As we get further into the summer, we are yet again nearing West Nile Virus season, and there are starting to be a few cases reported nationwide. Our senior ID fellow Dr. Lindsey Rearigh wrote an article outlining what to expect with West Nile Virus, how it is transmitted, diagnosed, and treated.
West Nile Virus (WNV) is a mosquito born illness that made its way to the United States in 1999. The majority of cases are reported in the late summer, peaking from mid- August to September. Although WNV infections have been seen in all the contiguous United States, Nebraska is commonly at the epicenter for cases each year. In fact, Nebraska led the 2018 seasons with 251 total cases reported at the end of the year, including 124 neuroinvasive cases.
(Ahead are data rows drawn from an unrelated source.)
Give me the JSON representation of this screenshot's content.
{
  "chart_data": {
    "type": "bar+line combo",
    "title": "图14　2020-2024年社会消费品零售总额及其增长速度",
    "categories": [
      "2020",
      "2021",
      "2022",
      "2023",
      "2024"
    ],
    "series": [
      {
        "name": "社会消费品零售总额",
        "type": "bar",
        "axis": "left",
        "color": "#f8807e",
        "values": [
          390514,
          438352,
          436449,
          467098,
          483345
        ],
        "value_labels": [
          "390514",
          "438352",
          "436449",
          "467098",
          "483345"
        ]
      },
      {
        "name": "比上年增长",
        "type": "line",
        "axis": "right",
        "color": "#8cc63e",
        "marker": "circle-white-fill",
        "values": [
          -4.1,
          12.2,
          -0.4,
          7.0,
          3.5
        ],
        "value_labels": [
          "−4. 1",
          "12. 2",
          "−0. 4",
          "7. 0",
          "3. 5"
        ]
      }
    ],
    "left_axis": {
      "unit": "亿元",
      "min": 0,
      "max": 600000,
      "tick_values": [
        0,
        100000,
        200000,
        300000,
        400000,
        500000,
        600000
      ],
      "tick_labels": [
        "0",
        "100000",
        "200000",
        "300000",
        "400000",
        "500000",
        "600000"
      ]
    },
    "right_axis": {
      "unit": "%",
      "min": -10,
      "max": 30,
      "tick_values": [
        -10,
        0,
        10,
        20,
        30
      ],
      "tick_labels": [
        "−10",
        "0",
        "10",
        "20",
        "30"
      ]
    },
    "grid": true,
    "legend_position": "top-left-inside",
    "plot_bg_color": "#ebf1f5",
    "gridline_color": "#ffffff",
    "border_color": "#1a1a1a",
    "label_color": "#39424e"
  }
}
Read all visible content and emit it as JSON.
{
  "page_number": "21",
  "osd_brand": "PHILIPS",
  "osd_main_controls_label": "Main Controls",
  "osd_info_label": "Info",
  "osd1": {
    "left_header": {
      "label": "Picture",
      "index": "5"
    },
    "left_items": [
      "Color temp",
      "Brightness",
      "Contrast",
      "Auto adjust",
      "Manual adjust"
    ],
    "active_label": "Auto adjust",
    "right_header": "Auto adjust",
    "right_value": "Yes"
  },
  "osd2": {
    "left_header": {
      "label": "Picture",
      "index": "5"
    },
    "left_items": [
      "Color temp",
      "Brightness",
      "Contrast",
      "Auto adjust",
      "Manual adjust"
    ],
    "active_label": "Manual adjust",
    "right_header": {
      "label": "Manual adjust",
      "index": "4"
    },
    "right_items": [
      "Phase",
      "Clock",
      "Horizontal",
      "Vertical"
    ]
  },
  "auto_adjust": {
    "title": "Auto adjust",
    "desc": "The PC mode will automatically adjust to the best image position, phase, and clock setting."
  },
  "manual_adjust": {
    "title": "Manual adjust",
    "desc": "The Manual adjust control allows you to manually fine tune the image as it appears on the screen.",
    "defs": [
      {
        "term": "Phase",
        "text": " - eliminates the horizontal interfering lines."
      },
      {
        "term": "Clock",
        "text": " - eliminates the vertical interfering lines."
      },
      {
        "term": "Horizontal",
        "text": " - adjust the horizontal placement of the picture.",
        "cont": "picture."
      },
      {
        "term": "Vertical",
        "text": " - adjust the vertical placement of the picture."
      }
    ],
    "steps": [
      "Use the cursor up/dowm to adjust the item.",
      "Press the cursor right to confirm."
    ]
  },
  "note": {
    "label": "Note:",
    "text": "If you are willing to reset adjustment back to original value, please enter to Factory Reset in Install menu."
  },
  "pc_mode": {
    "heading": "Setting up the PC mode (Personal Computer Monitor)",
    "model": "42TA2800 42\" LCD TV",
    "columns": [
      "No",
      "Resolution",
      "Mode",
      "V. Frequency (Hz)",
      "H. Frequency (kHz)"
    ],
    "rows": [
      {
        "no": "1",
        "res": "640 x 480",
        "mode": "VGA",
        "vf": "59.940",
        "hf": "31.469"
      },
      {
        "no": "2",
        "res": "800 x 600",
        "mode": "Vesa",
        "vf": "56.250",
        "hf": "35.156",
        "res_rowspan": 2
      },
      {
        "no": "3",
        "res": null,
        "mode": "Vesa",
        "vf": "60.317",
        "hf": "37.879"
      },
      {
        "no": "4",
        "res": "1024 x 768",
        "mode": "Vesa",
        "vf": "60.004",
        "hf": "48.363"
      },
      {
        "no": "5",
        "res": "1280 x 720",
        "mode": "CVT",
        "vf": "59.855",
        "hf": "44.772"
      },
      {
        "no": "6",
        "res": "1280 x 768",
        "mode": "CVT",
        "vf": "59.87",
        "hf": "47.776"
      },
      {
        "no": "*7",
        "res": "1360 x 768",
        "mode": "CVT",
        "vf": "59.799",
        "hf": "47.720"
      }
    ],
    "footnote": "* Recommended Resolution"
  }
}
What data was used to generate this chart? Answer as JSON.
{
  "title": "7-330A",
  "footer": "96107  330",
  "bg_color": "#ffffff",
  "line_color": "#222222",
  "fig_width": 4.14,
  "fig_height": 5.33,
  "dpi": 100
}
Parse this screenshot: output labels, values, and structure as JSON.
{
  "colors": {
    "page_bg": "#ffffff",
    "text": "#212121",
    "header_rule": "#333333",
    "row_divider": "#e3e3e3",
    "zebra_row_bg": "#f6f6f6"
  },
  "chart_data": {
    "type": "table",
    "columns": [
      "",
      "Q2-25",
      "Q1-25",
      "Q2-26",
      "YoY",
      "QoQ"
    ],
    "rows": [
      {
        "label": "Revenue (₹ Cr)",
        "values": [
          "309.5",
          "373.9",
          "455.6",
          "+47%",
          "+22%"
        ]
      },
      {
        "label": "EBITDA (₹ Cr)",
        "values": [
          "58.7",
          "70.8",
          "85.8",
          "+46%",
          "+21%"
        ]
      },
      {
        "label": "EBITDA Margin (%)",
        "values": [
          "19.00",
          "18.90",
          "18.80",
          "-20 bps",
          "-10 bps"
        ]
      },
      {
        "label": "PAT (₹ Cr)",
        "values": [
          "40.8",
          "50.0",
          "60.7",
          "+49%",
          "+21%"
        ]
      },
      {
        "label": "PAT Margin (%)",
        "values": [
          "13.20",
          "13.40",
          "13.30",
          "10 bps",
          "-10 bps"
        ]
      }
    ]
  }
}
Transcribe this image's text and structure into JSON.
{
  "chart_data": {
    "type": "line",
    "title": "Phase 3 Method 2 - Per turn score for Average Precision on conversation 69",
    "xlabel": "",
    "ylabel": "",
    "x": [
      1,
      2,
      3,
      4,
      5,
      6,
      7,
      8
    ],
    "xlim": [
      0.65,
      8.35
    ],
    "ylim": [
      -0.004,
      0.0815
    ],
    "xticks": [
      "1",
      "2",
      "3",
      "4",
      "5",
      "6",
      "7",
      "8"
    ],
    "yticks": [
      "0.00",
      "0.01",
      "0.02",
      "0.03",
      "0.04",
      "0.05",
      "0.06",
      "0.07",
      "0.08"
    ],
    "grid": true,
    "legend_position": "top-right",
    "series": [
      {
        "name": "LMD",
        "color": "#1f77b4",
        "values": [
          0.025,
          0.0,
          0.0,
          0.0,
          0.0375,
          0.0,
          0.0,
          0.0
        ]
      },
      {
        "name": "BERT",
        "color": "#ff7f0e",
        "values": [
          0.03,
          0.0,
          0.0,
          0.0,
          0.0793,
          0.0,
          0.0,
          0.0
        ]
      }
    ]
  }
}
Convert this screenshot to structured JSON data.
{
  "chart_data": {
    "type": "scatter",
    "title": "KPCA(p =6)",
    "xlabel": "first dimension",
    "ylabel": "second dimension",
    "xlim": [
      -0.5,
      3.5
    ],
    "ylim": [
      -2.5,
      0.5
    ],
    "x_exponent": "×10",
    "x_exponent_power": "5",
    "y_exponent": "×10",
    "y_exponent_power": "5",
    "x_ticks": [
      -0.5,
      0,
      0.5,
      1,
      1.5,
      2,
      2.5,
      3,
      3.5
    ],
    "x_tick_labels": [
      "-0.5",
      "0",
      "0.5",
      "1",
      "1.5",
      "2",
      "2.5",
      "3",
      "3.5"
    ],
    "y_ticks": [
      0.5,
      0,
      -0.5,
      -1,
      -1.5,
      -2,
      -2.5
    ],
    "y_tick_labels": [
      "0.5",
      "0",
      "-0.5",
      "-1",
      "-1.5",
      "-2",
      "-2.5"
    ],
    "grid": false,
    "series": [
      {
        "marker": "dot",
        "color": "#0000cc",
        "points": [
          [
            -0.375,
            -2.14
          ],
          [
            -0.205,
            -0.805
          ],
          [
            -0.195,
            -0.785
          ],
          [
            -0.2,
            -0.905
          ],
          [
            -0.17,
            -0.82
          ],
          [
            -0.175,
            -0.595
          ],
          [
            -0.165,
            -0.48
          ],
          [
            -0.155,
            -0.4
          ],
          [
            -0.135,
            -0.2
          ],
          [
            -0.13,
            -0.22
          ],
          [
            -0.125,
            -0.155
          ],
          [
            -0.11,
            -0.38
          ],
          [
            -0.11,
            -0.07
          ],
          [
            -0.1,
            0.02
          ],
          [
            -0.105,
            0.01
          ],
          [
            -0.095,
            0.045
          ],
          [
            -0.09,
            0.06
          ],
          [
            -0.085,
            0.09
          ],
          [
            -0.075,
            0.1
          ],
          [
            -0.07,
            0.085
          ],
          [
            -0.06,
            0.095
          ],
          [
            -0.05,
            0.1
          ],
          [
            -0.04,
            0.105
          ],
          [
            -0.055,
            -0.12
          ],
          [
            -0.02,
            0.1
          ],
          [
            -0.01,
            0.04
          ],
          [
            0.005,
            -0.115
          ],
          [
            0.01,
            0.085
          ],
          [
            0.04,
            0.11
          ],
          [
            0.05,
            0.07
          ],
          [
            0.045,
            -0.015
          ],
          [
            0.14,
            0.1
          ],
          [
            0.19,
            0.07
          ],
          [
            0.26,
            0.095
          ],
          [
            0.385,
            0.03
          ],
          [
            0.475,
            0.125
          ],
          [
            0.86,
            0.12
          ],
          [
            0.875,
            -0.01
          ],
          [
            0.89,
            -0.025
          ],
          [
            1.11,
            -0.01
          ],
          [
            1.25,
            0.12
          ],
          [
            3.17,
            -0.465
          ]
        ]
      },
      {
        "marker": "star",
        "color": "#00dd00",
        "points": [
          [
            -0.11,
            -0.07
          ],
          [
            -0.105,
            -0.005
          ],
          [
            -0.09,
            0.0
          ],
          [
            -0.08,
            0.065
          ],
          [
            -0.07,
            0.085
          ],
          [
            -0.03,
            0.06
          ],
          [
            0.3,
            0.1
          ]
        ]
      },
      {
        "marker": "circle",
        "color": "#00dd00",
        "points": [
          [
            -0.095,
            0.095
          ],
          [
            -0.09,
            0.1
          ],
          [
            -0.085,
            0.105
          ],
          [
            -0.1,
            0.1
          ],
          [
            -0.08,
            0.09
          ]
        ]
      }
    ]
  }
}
In general, birds harbor the virus and transmit the virus to mosquitos after the mosquitos has feed on the infected bird. WNV is most commonly spread to humans by the bite of a mosquito although can rarely be spread through blood transfusions and organ transplantation as well. WNV has not been demonstrated to spread directly from human to human via touch, saliva or other bodily fluids.
Symptoms range from asymptomatic to fevers and neurologic manifestations including meningitis, encephalitis and even flaccid paralysis. About 80% of people affected will be asymptomatic with only about one in 150 cases manifesting as neuroinvasive disease. Symptom onset is seen approximately 2 to 6 days following mosquito exposure, but can be seen up to 2 weeks after a bite in the immunocompromised population. If symptomatic, the elderly are generally more severely affected with a demonstrated increased overall incidence of neuroinvasive disease peaking for those greater than seventy years old.
Diagnosis is typically made via serologic testing for immunoglobulins in the blood. If neuroinvasive disease is suspected cerebral spinal fluid (CSF) should be collected and tested for the immunoglobulins as well. IgM for WNV is usually detectable within 3 to 8 days from illness onset and can stay positive up to 30 to 90 days after initially detected, sometimes longer. IgG for WNV will persist for even longer than IgM even up to years after initially positive, meaning testing positive for IgG alone would not be sufficient evidence to diagnosis an acute infection either in the blood or in the CSF.
Treatment is aimed at symptomatic care with therapies such as high dose steroids and plasmapheresis demonstrating variable improvement in patient outcomes. Time to complete recovery is variable from weeks to months in some cases, and can even leave some permanent neurological affects in the patients most severely affected. There is no vaccination available, so education on prevention is of the utmost importance. Avoidance is key, staying indoors at dawn and dusk when mosquito activity is high and if you are outdoors during those times, wearing long pants and sleeves are recommended. Insect repellant approved by the EPA is also important in efforts to avoid mosquito bites and in general is recommended to be worn over clothing for maximal effect.